Asian Chicken Noodle Soup
A spicy Asian version of an old favorite.

Servings: 4
• 1 teaspoons olive oil
• 1 teaspoons Asian sesame oil
• 1 onion, chopped
• 2 ribs celery, cut into 1/4-inch slices
• 4 cloves garlic, smashed
• 1 1-inch piece fresh ginger, cut into thin slices
• 2 tablespoons chili powder
• 1/8 teaspoon dried red-pepper flakes
• 1 1/2 quarts canned fat-free chicken broth or homemade defatted stock
• 1 cup canned crushed tomatoes in thick puree
• 1 1/2 pounds boneless, skinless chicken thighs
• 3 tablespoons Asian fish sauce (nam pla or nuoc mam)
• 1 cup cilantro leaves plus 1/4 cup chopped cilantro (optional)
• 1 teaspoons salt or more to taste
• 1/2 pound Asian rice noodles, broken in small pieces *
• 1/2 head bok choy (about 1 pound), cut crosswise into 1/4-inch slices
• 1/4 cup lime juice (from about 2 limes)

*Spaghetti is a good stand-in for Asian noodles, but if you can find rice noodles, by all means use them here.

In a large heavy nonstick pot, heat both oils over moderate heat.

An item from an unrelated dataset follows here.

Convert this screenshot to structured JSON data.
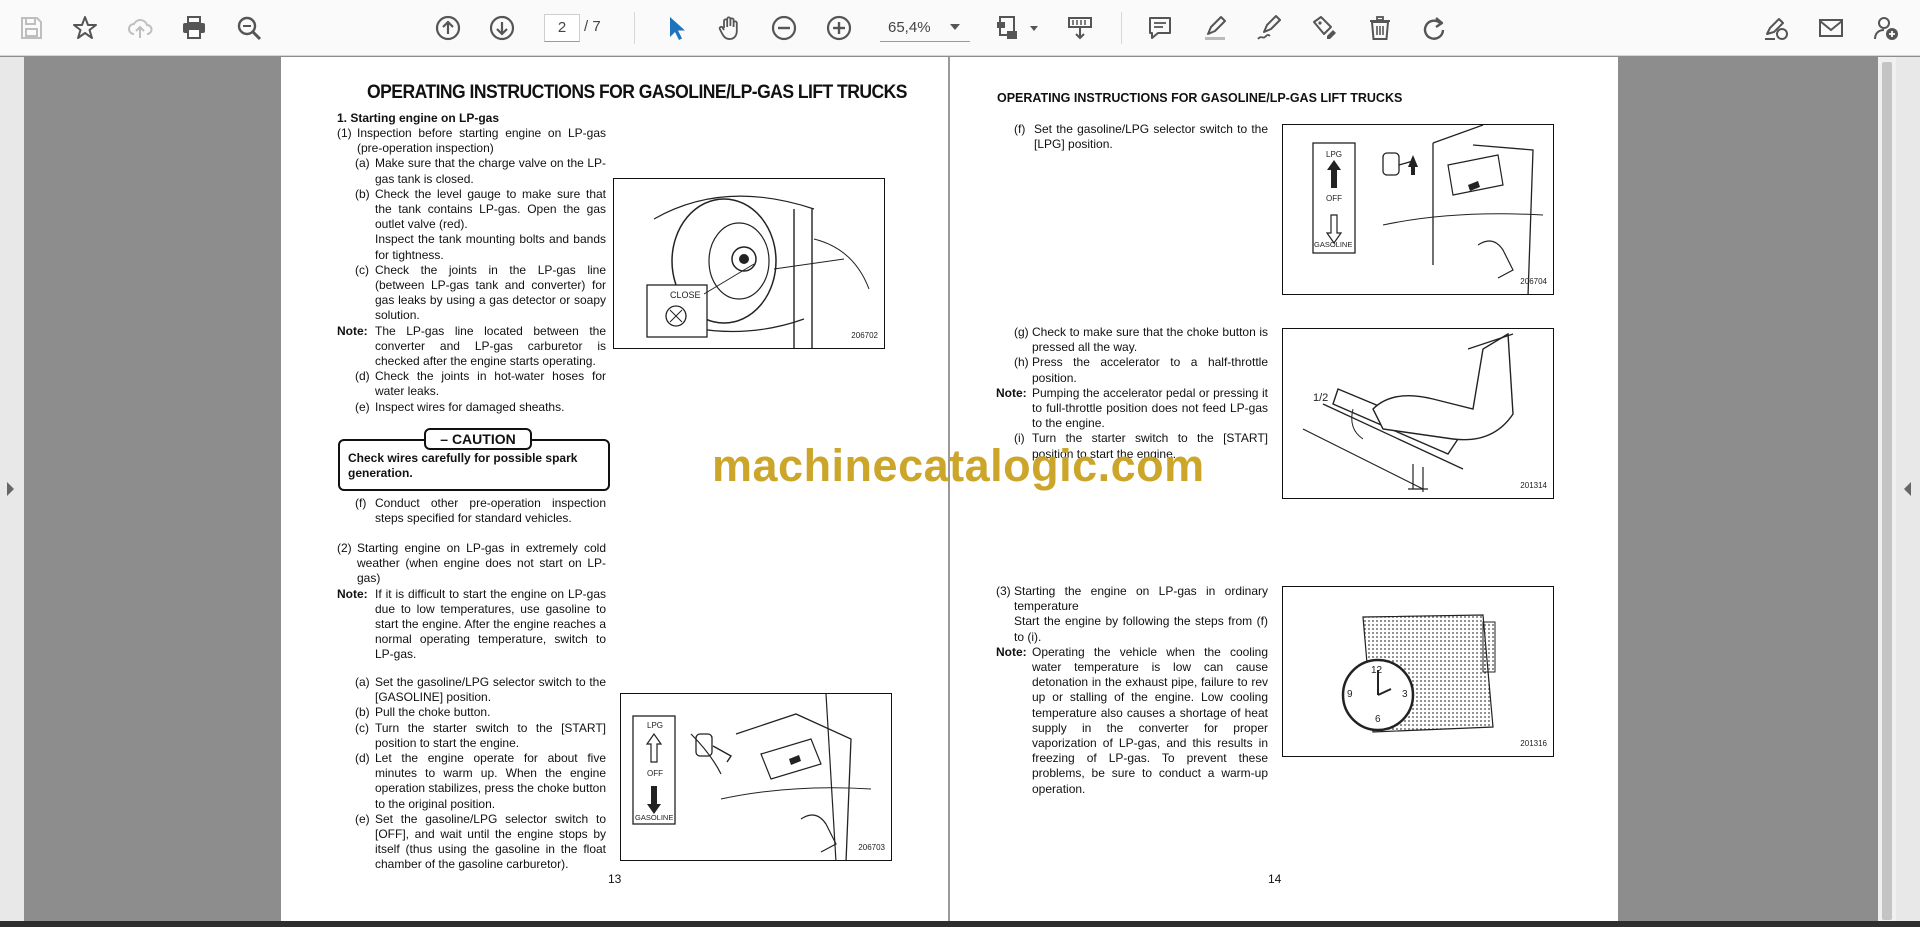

Add the onion, celery, garlic, ginger, chili powder, and red-pepper flakes. Cook, stirring occasionally, for 5 minutes.

Add the broth, tomatoes, chicken, fish sauce, cilantro leaves, if using, and the salt and bring to a simmer. Reduce the heat and simmer, covered, until the chicken is just done, about 15 minutes. Remove the chicken; when it is cool enough to handle, cut it into bite-size pieces. Continue cooking the soup for 15 minutes longer.

Meanwhile, in a large pot of boiling, salted water, cook the noodles until just done, about 9 minutes. Drain and add the pasta and the chicken to the soup.
Add the bok choy; bring back to a simmer. Cook until just done, about 1 minute. Stir in the lime juice and chopped cilantro, if using.

Per Serving: 433 Calories; 9g Fat (17.0% calories from fat); 2g Saturated Fat; 32g Protein; 70g Carbohydrate; 3g Dietary Fiber; 41mg Cholesterol; 1574mg Sodium. Exchanges: 3 1/2 Grain (Starch); 3 1/2 Lean Meat; 2 Vegetable; 0 Fruit; 1 Fat; 0 Other Carbohydrates.